Another approach for this would be that the camera simply reads the player's position every frame in order to updaet itself - but this isn't as loosely coupled and flexible as using events.
Sometimes the trick to OOP is understanding what is an object, and what is functionality of an object. I think its often pretty easy for us to conceptually latch onto objects like Player, Monster, Item, etc as the "objects" in the system and then we need to create objects like Environment, Transporter, etc to link those objects together and it can get out-of-control depending on how the concepts work together, and what we need to accomplish.
The really good engineers I have worked with in the past have had a way of seeing systems as collections of objects. Sometimes in one system they would be business objects (like item, invoice, etc) and sometimes they would be objects that encapsulated processing logic (DyeInjectionProcessor, PersistanceManager) which cut across several operations and "objects" in the system. In both cases the metaphors worked for that particular system and made the overall process easier to implement, describe, and maintain.

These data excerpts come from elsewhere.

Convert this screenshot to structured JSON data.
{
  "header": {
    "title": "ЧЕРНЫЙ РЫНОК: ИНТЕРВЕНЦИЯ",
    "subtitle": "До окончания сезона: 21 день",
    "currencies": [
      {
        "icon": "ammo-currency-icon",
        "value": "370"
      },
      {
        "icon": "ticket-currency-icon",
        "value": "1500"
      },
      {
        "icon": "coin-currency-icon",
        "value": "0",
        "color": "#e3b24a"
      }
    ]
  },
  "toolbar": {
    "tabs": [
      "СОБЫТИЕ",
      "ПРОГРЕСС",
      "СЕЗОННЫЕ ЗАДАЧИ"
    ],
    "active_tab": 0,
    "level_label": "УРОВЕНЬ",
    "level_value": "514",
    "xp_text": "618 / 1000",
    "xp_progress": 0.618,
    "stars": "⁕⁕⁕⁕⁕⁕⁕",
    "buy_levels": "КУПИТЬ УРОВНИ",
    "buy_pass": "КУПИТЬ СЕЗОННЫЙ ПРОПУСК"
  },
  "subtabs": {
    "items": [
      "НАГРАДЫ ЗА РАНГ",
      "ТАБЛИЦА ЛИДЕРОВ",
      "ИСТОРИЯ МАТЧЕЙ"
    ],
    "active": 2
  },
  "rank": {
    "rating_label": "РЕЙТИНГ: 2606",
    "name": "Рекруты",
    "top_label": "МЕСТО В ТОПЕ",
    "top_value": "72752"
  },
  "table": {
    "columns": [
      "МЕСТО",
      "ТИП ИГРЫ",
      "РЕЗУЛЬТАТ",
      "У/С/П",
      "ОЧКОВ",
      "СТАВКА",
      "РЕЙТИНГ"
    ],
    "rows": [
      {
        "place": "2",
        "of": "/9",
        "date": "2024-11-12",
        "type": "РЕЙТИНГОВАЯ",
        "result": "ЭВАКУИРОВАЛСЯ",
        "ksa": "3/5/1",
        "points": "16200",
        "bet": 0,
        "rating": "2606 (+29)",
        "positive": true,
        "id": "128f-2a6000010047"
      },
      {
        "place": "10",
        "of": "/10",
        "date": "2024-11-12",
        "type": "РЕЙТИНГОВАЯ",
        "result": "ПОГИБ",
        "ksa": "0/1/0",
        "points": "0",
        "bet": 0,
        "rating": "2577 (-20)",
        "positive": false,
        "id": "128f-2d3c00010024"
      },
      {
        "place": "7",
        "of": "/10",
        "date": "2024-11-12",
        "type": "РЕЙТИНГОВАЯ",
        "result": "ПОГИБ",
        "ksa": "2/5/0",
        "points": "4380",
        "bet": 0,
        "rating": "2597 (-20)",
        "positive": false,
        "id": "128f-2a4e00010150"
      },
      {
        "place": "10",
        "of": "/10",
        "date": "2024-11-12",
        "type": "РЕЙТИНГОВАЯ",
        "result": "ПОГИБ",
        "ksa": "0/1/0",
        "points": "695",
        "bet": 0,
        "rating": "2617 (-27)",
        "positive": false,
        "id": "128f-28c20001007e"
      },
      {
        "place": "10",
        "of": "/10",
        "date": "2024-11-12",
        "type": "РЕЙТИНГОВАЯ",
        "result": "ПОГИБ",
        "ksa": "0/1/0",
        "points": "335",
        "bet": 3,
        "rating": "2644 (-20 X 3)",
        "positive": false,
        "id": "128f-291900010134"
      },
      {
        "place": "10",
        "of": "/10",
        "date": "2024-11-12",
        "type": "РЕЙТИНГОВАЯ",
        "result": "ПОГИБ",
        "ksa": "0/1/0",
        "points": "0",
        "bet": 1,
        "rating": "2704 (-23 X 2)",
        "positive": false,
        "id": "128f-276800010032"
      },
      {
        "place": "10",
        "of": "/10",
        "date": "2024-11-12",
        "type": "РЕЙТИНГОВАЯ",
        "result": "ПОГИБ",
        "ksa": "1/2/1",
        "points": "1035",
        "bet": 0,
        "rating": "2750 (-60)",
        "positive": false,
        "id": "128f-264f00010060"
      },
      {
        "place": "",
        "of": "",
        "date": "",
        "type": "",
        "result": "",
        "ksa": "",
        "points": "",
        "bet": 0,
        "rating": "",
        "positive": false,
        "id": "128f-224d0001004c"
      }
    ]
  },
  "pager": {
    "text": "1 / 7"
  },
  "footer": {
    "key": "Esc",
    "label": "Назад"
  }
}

The real power of OOP is in making things easier to express and manage in large complex systems. These are the OOP principles to target, and not worry as much whether it fits a rigid object hierarchy.
I havent worked in game design, so perhaps this advice will not work as well, in the systems I do work on and develop it has been a very beneficial change to think of OOP in terms of simplification and encapsulation rather than 1 real world object to 1 OOP class.
I'd like to expand on GrayWizardx's last paragraph to say that not all objects need to have the same level of complexity. It may very well fit your design to have objects that are simple collections of get/set properties. On the other hand, it is important to remember that objects can represent tasks or collections of tasks rather than real-world entities.
For example, a player object might not be responsible for moving the player, but instead representing its position and current state. A PlayerMovement object might contain logic for changing a player's position on screen or within the game world.
Before I start simply repeating what's already been said, I'll point towards the SOLID principles of OOP design (Aviad P. already mentioned two of them). They might provide some high-level guidelines for creating a good object model for a game.